My Judicial Crisis Network colleague Frank Scaturro recently analyzed that landscape, a product of the politicization of the courts, before and during the Trump administration. The key takeaway is that throughout the past four years, Trump and McConnell faced a new level of obstruction by Democratic senators who used every means at their disposal to stymie judicial nominations.

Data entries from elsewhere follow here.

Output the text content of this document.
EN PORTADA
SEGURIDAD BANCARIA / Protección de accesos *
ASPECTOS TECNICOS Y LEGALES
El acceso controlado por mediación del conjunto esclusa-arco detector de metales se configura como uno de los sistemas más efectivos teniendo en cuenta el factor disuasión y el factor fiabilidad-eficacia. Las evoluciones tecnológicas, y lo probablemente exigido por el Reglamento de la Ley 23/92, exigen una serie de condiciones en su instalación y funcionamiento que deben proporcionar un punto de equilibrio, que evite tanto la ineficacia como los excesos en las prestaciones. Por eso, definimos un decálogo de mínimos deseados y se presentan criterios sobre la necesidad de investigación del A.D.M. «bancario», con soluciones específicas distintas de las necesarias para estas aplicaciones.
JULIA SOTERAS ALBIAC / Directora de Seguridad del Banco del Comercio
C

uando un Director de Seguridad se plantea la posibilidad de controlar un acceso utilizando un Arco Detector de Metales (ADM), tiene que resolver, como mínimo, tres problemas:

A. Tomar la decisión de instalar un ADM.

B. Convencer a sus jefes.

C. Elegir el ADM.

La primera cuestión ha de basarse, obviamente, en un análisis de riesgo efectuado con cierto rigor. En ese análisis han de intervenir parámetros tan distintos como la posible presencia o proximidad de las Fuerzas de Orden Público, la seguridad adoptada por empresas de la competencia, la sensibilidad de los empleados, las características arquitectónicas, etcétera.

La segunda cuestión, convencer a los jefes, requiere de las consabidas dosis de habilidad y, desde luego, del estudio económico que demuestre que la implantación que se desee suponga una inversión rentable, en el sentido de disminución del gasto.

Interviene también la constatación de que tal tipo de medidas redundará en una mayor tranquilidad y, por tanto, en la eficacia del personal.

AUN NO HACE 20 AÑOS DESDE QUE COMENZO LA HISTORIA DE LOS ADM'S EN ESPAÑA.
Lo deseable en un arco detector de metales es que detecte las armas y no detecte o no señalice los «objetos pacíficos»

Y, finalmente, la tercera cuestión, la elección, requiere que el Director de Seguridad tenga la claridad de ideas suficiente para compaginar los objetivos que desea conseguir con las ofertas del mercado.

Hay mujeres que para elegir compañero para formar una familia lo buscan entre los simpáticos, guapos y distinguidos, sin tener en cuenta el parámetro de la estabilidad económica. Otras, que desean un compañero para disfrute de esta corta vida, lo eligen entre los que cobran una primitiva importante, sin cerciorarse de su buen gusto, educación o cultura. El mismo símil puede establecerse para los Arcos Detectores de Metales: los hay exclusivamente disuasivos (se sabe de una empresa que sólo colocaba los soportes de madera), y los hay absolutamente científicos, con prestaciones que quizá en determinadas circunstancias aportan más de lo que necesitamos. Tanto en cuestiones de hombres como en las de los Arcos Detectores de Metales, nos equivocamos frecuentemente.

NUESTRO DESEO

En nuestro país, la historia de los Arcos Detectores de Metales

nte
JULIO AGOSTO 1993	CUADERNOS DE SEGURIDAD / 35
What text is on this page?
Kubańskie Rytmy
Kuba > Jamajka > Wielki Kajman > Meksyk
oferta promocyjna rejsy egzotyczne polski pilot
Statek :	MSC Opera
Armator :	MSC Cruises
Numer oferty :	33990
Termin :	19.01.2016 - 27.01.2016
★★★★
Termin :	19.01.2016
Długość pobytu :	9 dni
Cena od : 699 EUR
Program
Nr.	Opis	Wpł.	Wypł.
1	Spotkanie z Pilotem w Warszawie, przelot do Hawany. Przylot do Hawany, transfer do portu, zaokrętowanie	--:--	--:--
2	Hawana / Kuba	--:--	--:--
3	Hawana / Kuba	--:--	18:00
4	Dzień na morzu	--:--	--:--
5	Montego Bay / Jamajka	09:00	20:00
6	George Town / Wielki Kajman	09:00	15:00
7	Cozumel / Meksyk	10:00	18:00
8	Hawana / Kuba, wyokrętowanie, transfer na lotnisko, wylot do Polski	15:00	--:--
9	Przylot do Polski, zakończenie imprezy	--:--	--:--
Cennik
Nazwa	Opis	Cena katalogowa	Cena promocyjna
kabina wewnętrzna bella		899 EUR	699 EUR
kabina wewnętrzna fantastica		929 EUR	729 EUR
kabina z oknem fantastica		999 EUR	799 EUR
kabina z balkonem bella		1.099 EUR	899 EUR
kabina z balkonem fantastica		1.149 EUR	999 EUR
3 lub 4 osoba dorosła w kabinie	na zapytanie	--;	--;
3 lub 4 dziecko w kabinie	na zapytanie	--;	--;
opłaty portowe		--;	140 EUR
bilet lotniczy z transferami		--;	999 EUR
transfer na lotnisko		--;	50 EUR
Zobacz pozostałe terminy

  • Filibustering Judges: Democrats began with their favorite tactic going back to the second Bush administration — the filibuster — in a failed effort to defeat Trump’s first Supreme Court pick, Neil Gorsuch. It did not work, thanks in part to the Democrats’ own successful efforts when they were in the majority in 2013 to end the filibuster for all nominations except for the Supreme Court. That left them with no argument against McConnell and his fellow Republicans extending that principle to the high court. So cloture, which ends debate and allows a floor vote to proceed, could now be attained with a simple majority of those voting.
  • Weaponizing the Cloture Process to Create Delay: Since the passage of a cloture motion did not translate into an immediate confirmation vote, but began a 30-hour clock for consideration before the vote would take place, the Democrats seized on cloture as a time-wasting tactic that they would wage indiscriminately, even for uncontroversial nominees. McConnell managed a vote last year to cut district court nominees’ 30-hour post-cloture clock to two hours to blunt this weapon.
  • Historic Numbers of Cloture Votes: Between the Truman administration (when cloture motions were first possible on nominations) and the Obama administration, there were a total of 136 cloture votes on judicial nominees. Trump’s judicial nominees surpass that total, with 193 cloture votes so far. Many of these votes were taken on nominees who enjoyed support from most or all Democratic senators, including eight district-court nominees who had previously been nominated by Obama.

  • Forcing Cloture for Republican Supreme Court Nominees: All three Trump nominees to the Supreme Court have been subjected to cloture votes, as had another sitting Republican-appointed justice, Samuel Alito. That makes four of six Republican-appointed justices on the Court. None of their four current or recent colleagues appointed by Democrats Bill Clinton and Barack Obama were subjected to a cloture vote.

  • Deploying Smear Campaigns: Brett Kavanaugh’s epic mistreatment compares only to that of Clarence Thomas in personal viciousness and abuse of the judicial nomination process.
  • Partisan Opposition to Outstanding Nominees: The next justice, Amy Coney Barrett, was the first nominee to the Supreme Court to be confirmed in over 150 years without a single vote from a major minority party, despite her widely-recognized brilliance and legal accomplishment at the highest levels.
  • Hyperpartisan Voting Patterns: Even for lower courts, the bipartisanship that traditionally accompanied judicial nominations was replaced by so much Democratic opposition that more Trump nominees were confirmed with over 30 percent “no” votes than judges nominated by all prior administrations combined, according to the Heritage Foundation.

  • Blue-Slip Abuse: Senate Democrats have weaponized the blue-slip tradition by which home-state senators’ views about nominees are solicited by the Judiciary Committee’s chairman. Committee chairmen Chuck Grassley and Lindsey Graham refused to allow this tactic to stand in the way of confirming circuit nominees, but it has done considerable damage on the district-court level, where a number of seats in states represented by Democratic senators remain vacant.